A high-coverage genome analysis published in the scientific journal Cell Genomics has provided new details about Neolithic man mummified in the Italian Alps, which discard the physical reconstruction that had been carried out a decade ago and that outlined him as a light-skinned, hairy man.
New genome sequencing, performed to gain more information about Ötzi’s genetic history and phenotype, revealed that had many things in common with the appearance of his mummified body some 5,300 years ago, in regards to the dark skin color and the absence of hair on the head. In addition, it was determined that she had a predisposition to diabetes and obesity.
“It was previously thought that the mummy’s skin had darkened during storage in ice, but presumably what we see now is actually the original color of Ötzi’s skin”assured Albert Zink, director of Eurac Research, the Institute for the Study of Mummies in Bolzano (Italy), where the remains of the ‘ice man’ of the Alps are found.

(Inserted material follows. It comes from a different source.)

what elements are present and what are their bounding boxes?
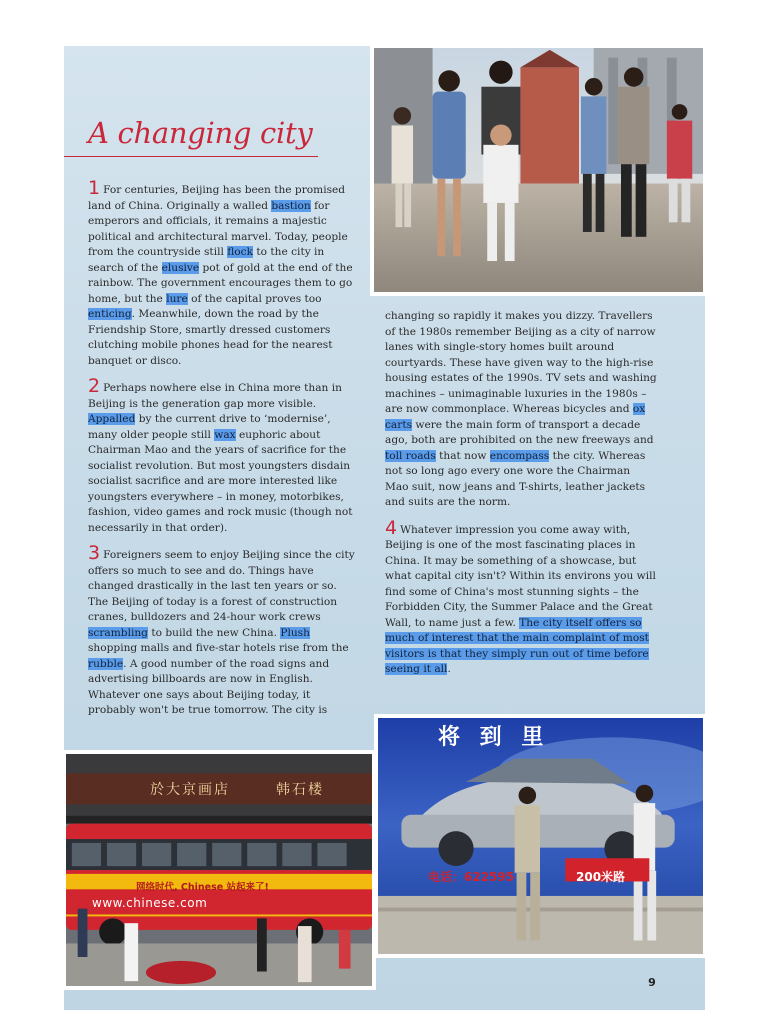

“It is extraordinary how the reconstruction is biased by our own preconceived idea of a Stone Age human from Europe,” says Johannes Krause, from the Max Planck Institute for Evolutionary Anthropology (Germany) and one of the co-authors of the study. He adds that “genes that confer skin tones clearings did not begin to prevail until between 4,000 and 3,000 years ago.
Correction of previous findings
The researchers believe that the contrast between the new findings and the results of the first sequencing of iceman genes, carried out in 2012, is due in part to the development of DNA sequencing technology, but mainly to the high contamination that Ötzi’s sample had at that time with modern human DNA.
The new research, which used a high-coverage extraction method with little contamination, also refuted the theory that the “Iceman” had ancestry from Eastern European steppe herders. The new results revealed that Ötzi shared 92% of his genome with the first Neolithic farmers in Anatoliapresent-day Turkiye, who migrated to Europe about 8,000 years ago.
The study also points out that the high degree of ancestry and the reduced genetic diversity in Ötzi indicate that he lived all his life in the valley of the Alps, present-day South Tyrol, a fairly isolated and with relatively little contact with other populations.